Educo os meus filhos para serem diferentes
Quando andava na escola da vila onde nasci, e até ao 10.º ano, quando fui para uma escola maior, sempre me senti muito diferente e desenquadrada.
Ou porque era mais baixinha do que todas as raparigas da turma, ou porque me vestia muito mal, ou porque era extremamente tímida, porque não tinha tema de conversa com as outras raparigas, porque falava de coisas estranhas, porque não tinha interesses ou não os sabia mostrar, porque não tinha atividades fora da escola, porque não havia nada de especial em mim ou na minha personalidade, nem sequer algo semelhante aos outros.
Passei boa parte dos intervalos escondida na casa de banho porque, simplesmente, estava demasiado assustada para enfrentar as outras pessoas.
Podia pensar que o meu trauma foi causado por não ter o que os outros tinham, por ter entrado na escola apenas para a 1.ª classe e não antes, por não ter tido uma educação típica, ou por não ter tido as oportunidades que outros tinham. Não sei bem. Nem sei se interessa muito saber. O que sei, com toda a certeza, é que não quero que os meus filhos passem pelo mesmo que eu. Toda a minha infância foi marcada por uma sensação constante de solidão, angústia e muita insegurança. Estava segura — tinha teto, comida e cuidados básicos — mas a sensação era de muita insegurança. Eram outros tempos, e os nossos pais tinham outras preocupações, bem diferentes daquilo que hoje se considera importante na educação de uma criança.
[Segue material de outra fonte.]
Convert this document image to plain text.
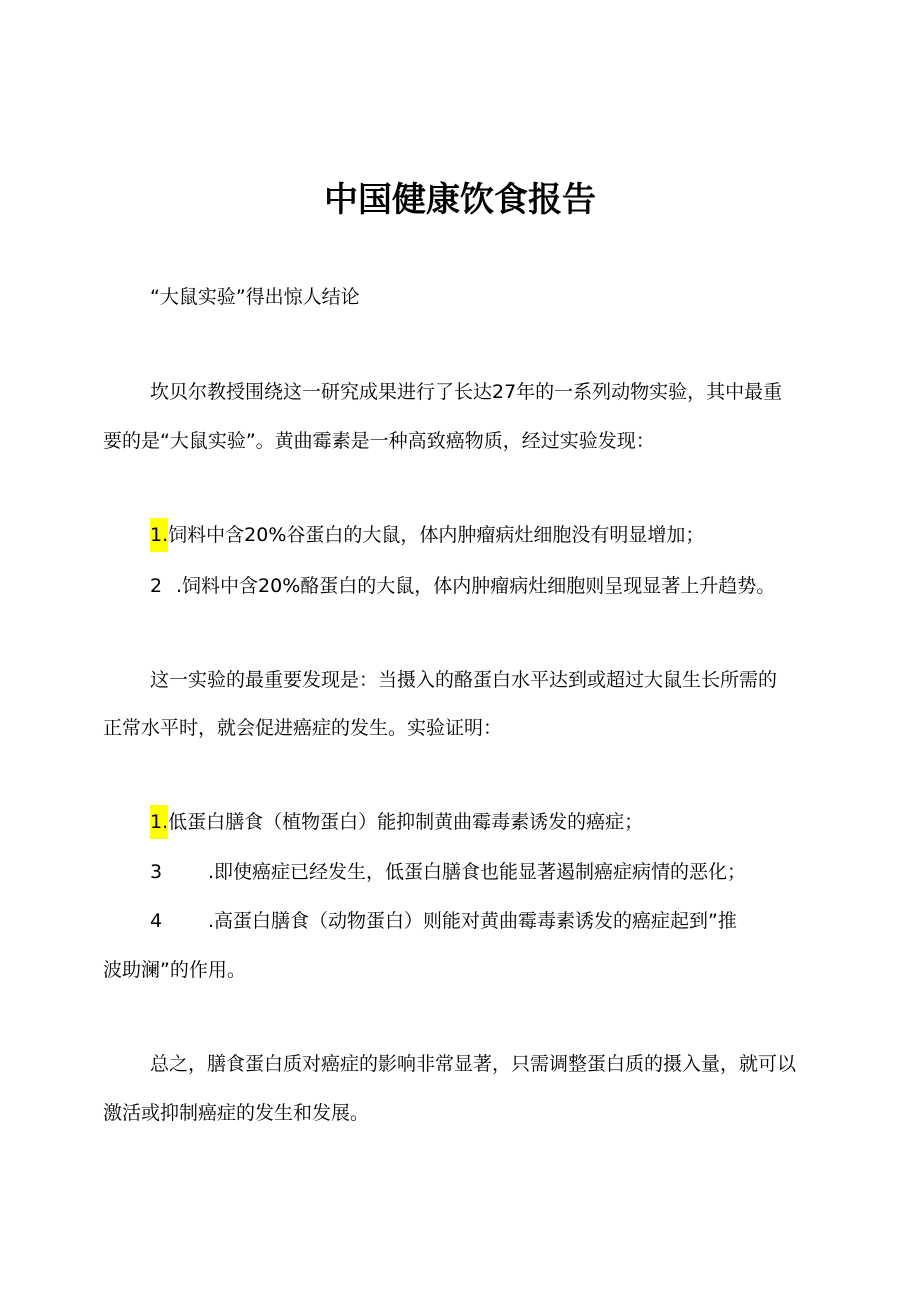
中国健康饮食报告
“大鼠实验”得出惊人结论
坎贝尔教授围绕这一研究成果进行了长达27年的一系列动物实验，其中最重
要的是“大鼠实验”。黄曲霉素是一种高致癌物质，经过实验发现：
1.饲料中含20%谷蛋白的大鼠，体内肿瘤病灶细胞没有明显增加；
2 .饲料中含20%酪蛋白的大鼠，体内肿瘤病灶细胞则呈现显著上升趋势。
这一实验的最重要发现是：当摄入的酪蛋白水平达到或超过大鼠生长所需的
正常水平时，就会促进癌症的发生。实验证明：
1.低蛋白膳食（植物蛋白）能抑制黄曲霉毒素诱发的癌症；
3 .即使癌症已经发生，低蛋白膳食也能显著遏制癌症病情的恶化；
4 .高蛋白膳食（动物蛋白）则能对黄曲霉毒素诱发的癌症起到”推
波助澜”的作用。
总之，膳食蛋白质对癌症的影响非常显著，只需调整蛋白质的摄入量，就可以
激活或抑制癌症的发生和发展。
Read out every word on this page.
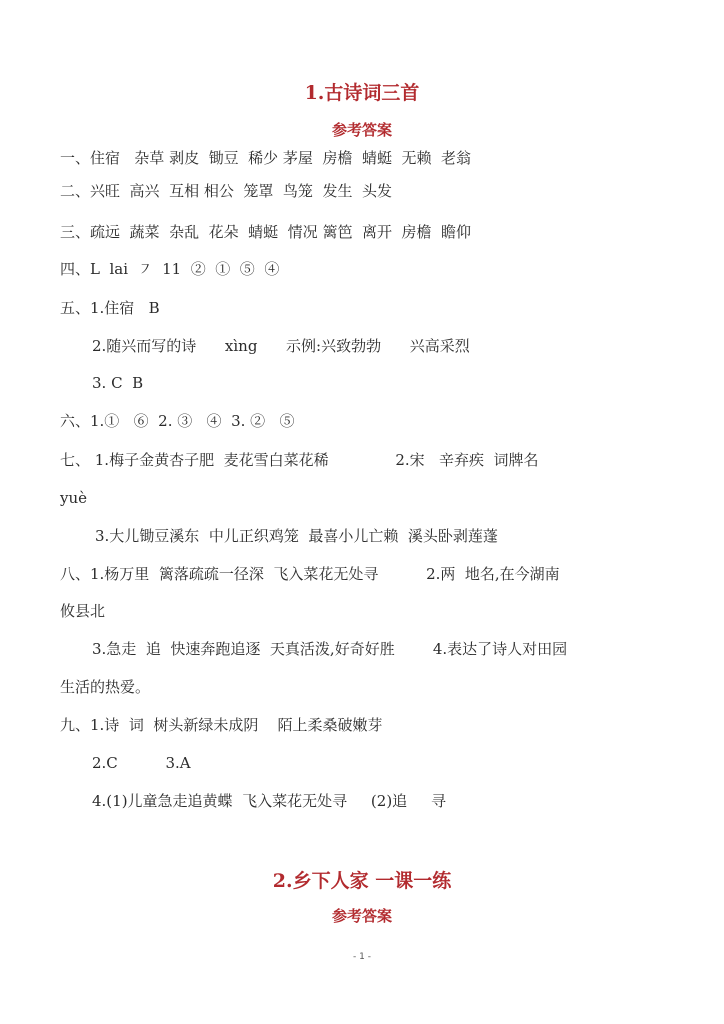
1.古诗词三首
参考答案
一、住宿   杂草 剥皮  锄豆  稀少 茅屋  房檐  蜻蜓  无赖  老翁
二、兴旺  高兴  互相 相公  笼罩  鸟笼  发生  头发
三、疏远  蔬菜  杂乱  花朵  蜻蜓  情况 篱笆  离开  房檐  瞻仰
四、L  lai  ㇇  11  ②  ①  ⑤  ④
五、1.住宿   B
2.随兴而写的诗      xìng      示例:兴致勃勃      兴高采烈
3. C  B
六、1.①   ⑥  2. ③   ④  3. ②   ⑤
七、 1.梅子金黄杏子肥  麦花雪白菜花稀              2.宋   辛弃疾  词牌名
yuè
3.大儿锄豆溪东  中儿正织鸡笼  最喜小儿亡赖  溪头卧剥莲蓬
八、1.杨万里  篱落疏疏一径深  飞入菜花无处寻          2.两  地名,在今湖南
攸县北
3.急走  追  快速奔跑追逐  天真活泼,好奇好胜        4.表达了诗人对田园
生活的热爱。
九、1.诗  词  树头新绿未成阴    陌上柔桑破嫩芽
2.C          3.A
4.(1)儿童急走追黄蝶  飞入菜花无处寻     (2)追     寻
2.乡下人家 一课一练
参考答案
- 1 -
Por me ter sentido sempre tão diferente dos outros (e não era no bom sentido), não quero que os meus filhos passem pelo mesmo. Mas também não quero que sejam iguais aos outros. Quero que se sintam sempre confortáveis com o que são. Se isso significar que são muito parecidos com a maioria, está tudo bem. Se forem diferentes, está tudo bem também.
Por isso, desde pequenos, faço por educar os meus filhos para a diferença e para o valor igual. Eles sabem que não são piores que os outros. Nem melhores. São diferentes, e somos todos.
Neste sentido, tento que não se metam com ninguém por ser diferente, e que nunca se importem com as pessoas que se metem com eles pelo mesmo motivo.
A Lara já foi gozada por vários motivos. Um colega chamou-a de pobre. Uma colega gozou com ela por ter sapatos velhos, outra por lavar os dentes, outros por ser baixinha. Se, no início, isso a incomodou, agora, com 10 anos, parece ser-lhe mais ou menos indiferente. Continua a usar sapatos velhos (exceto quando são novos), gosta de vestir roupa dos Pokémon, não tem um smartphone e não tem brinquedos novos todos os dias, nem nada que se pareça. Também já foi gozada pelo lanche que levava, apelidado de "uma porcaria" pelos amigos que levam bolachas recheadas de chocolate e gomas para comer.
Vou-lhe explicando, várias vezes ao longo dos anos, porque é que faço as escolhas que faço para ela, e tento adaptá-las de acordo com o que a Lara me vai dizendo e sentindo. Faço isso porque, mais do que criar pessoas que se esforçam demasiado para encaixar num grupo, quero muito criar pessoas resilientes, que sabem quem são e se sentem confortáveis com o que são, sem terem qualquer necessidade de se moldar à norma.
Por enquanto, com a Lara, parece estar a correr bem. Claro que não posso ter a certeza, mas as vezes que chegou a casa a chorar por ter sido gozada contam-se pelos dedos de uma mão, e nenhuma delas a impediu de ir à escola e encarar a situação de forma diferente nas vezes seguintes.
Acredito que eles saberão que o seu valor depende da forma como se comportam consigo mesmos, com o mundo e com os outros. Nunca dependerá da roupa que vestem, das suas posses ou da conta bancária. E desejo, acima de tudo, que muitas crianças possam ser educadas da mesma forma, porque tenho a convicção de que isso as ajudará a construir relações mais saudáveis, e, acima de tudo, a serem mais felizes e solidárias.